Da qualche mese il blog Da dove sto scrivendo propone una versione paratattica di Gun, un breve racconto di Alfred Hitchcock, che costituisce il testo base da cui partire per sviluppare divertenti e inaspettate variazioni stilistiche sul modello dei famosi Esercizi di stile di Raymond Queneau, tradotti in italiano da Umberto Eco.

Forse a qualcuno potrà interessare sapere come è nata questa versione del brano di Hitchcock, che non è frutto del caso, ma di “arrangiamenti” successivi.

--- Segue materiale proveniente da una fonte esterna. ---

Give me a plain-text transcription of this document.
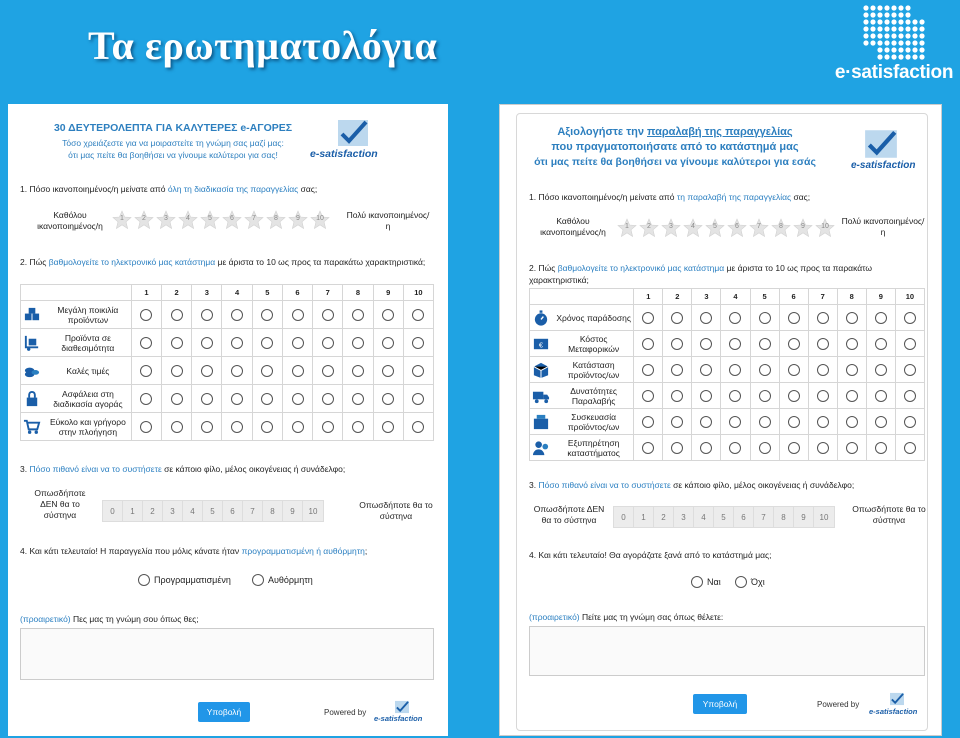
Τα ερωτηματολόγια
e·satisfaction
30 ΔΕΥΤΕΡΟΛΕΠΤΑ ΓΙΑ ΚΑΛΥΤΕΡΕΣ e-ΑΓΟΡΕΣ
Τόσο χρειάζεστε για να μοιραστείτε τη γνώμη σας μαζί μας:
ότι μας πείτε θα βοηθήσει να γίνουμε καλύτεροι για σας!	e-satisfaction
1. Πόσο ικανοποιημένος/η μείνατε από όλη τη διαδικασία της παραγγελίας σας;
Καθόλου ικανοποιημένος/η
1	2	3	4	5	6	7	8	9	10	Πολύ ικανοποιημένος/η
2. Πώς βαθμολογείτε το ηλεκτρονικό μας κατάστημα με άριστα το 10 ως προς τα παρακάτω χαρακτηριστικά;
	1	2	3	4	5	6	7	8	9	10

Μεγάλη ποικιλία προϊόντων										

Προϊόντα σε διαθεσιμότητα										

Καλές τιμές										

Ασφάλεια στη διαδικασία αγοράς										

Εύκολο και γρήγορο στην πλοήγηση										

3. Πόσο πιθανό είναι να το συστήσετε σε κάποιο φίλο, μέλος οικογένειας ή συνάδελφο;
Οπωσδήποτε ΔΕΝ θα το σύστηνα	0	1	2	3	4	5	6	7	8	9	10
Οπωσδήποτε θα το σύστηνα
4. Και κάτι τελευταίο! Η παραγγελία που μόλις κάνατε ήταν προγραμματισμένη ή αυθόρμητη;
Προγραμματισμένη	Αυθόρμητη
(προαιρετικό) Πες μας τη γνώμη σου όπως θες;
Υποβολή	Powered by
e-satisfaction
Αξιολογήστε την παραλαβή της παραγγελίας
που πραγματοποιήσατε από το κατάστημά μας
ότι μας πείτε θα βοηθήσει να γίνουμε καλύτεροι για εσάς	e-satisfaction
1. Πόσο ικανοποιημένος/η μείνατε από τη παραλαβή της παραγγελίας σας;
Καθόλου ικανοποιημένος/η
1	2	3	4	5	6	7	8	9	10
Πολύ ικανοποιημένος/η
2. Πώς βαθμολογείτε το ηλεκτρονικό μας κατάστημα με άριστα το 10 ως προς τα παρακάτω χαρακτηριστικά;
	1	2	3	4	5	6	7	8	9	10

Χρόνος παράδοσης										

€
Κόστος Μεταφορικών										

Κατάσταση προϊόντος/ων										

Δυνατότητες Παραλαβής										

Συσκευασία προϊόντος/ων										

Εξυπηρέτηση καταστήματος										

3. Πόσο πιθανό είναι να το συστήσετε σε κάποιο φίλο, μέλος οικογένειας ή συνάδελφο;
Οπωσδήποτε ΔΕΝ θα το σύστηνα	0	1	2	3	4	5	6	7	8	9	10
Οπωσδήποτε θα το σύστηνα
4. Και κάτι τελευταίο! Θα αγοράζατε ξανά από το κατάστημά μας;
Ναι	Όχι
(προαιρετικό) Πείτε μας τη γνώμη σας όπως θέλετε:
Υποβολή	Powered by
e-satisfaction
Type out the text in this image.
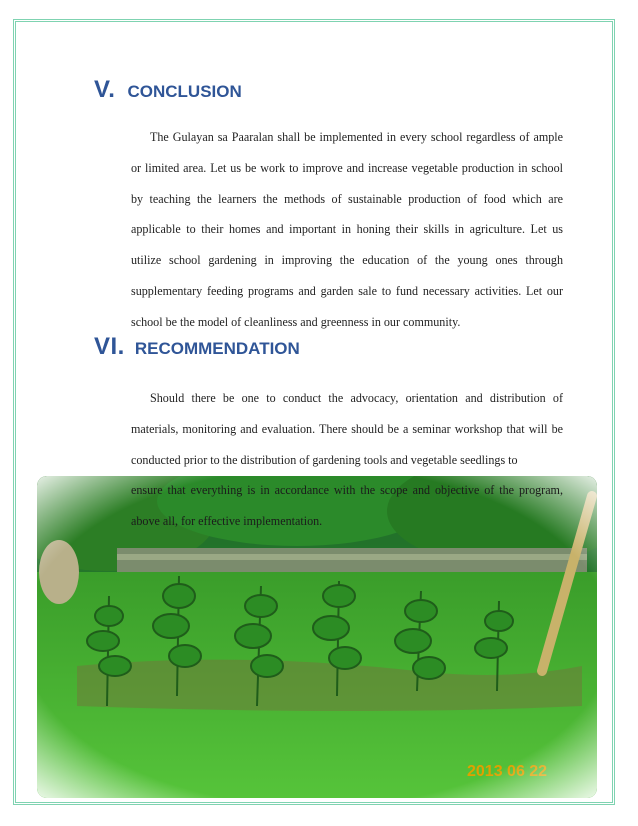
V. CONCLUSION

The Gulayan sa Paaralan shall be implemented in every school regardless of ample or limited area. Let us be work to improve and increase vegetable production in school by teaching the learners the methods of sustainable production of food which are applicable to their homes and important in honing their skills in agriculture. Let us utilize school gardening in improving the education of the young ones through supplementary feeding programs and garden sale to fund necessary activities. Let our school be the model of cleanliness and greenness in our community.

VI. RECOMMENDATION

Should there be one to conduct the advocacy, orientation and distribution of materials, monitoring and evaluation. There should be a seminar workshop that will be conducted prior to the distribution of gardening tools and vegetable seedlings to

ensure that everything is in accordance with the scope and objective of the program, above all, for effective implementation.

Helgaldo, il blogger autore del rimaneggiamento del thriller di Hitchcock, è partito in realtà da una prima traduzione del racconto del maestro del brivido proposta da Luca Crovi in Noir, istruzioni per l’uso, edito da Garzanti. Alla ricerca di un testo breve, possibilmente neutro rispetto a scelte stilistiche ed espressive, la prima parte della traduzione di Crovi, decisamente paratattica, era l’ideale. Bisognava però proseguire su quella linea per avere un brano al contempo interessante, con una breve storia conclusa in sé, e che si prestasse a svariati rimaneggiamenti successivi.

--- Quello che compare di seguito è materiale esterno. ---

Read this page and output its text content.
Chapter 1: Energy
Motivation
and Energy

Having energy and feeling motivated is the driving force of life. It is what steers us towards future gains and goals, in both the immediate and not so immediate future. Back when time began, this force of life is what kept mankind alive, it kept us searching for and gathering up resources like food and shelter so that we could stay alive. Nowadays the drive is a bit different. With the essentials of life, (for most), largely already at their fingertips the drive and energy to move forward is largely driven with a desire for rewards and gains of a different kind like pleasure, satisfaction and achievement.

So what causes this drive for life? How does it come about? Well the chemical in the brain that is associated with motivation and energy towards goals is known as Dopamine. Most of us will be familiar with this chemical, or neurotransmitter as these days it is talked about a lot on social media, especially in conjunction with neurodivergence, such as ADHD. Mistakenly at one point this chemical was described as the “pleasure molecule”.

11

Di tutta questa genesi del thriller paratattico rimane solo una labile traccia, sarebbe meglio dire un trascurabile indizio, nella firma al brano: Alfred Hitchcock con Helgaldo. Anche se l’involontario ponte tra Hitchcock ed Helgaldo, le due H, è in realtà Crovi. H-C-H, quasi una formula chimica. Sarà quella dell’arsenico?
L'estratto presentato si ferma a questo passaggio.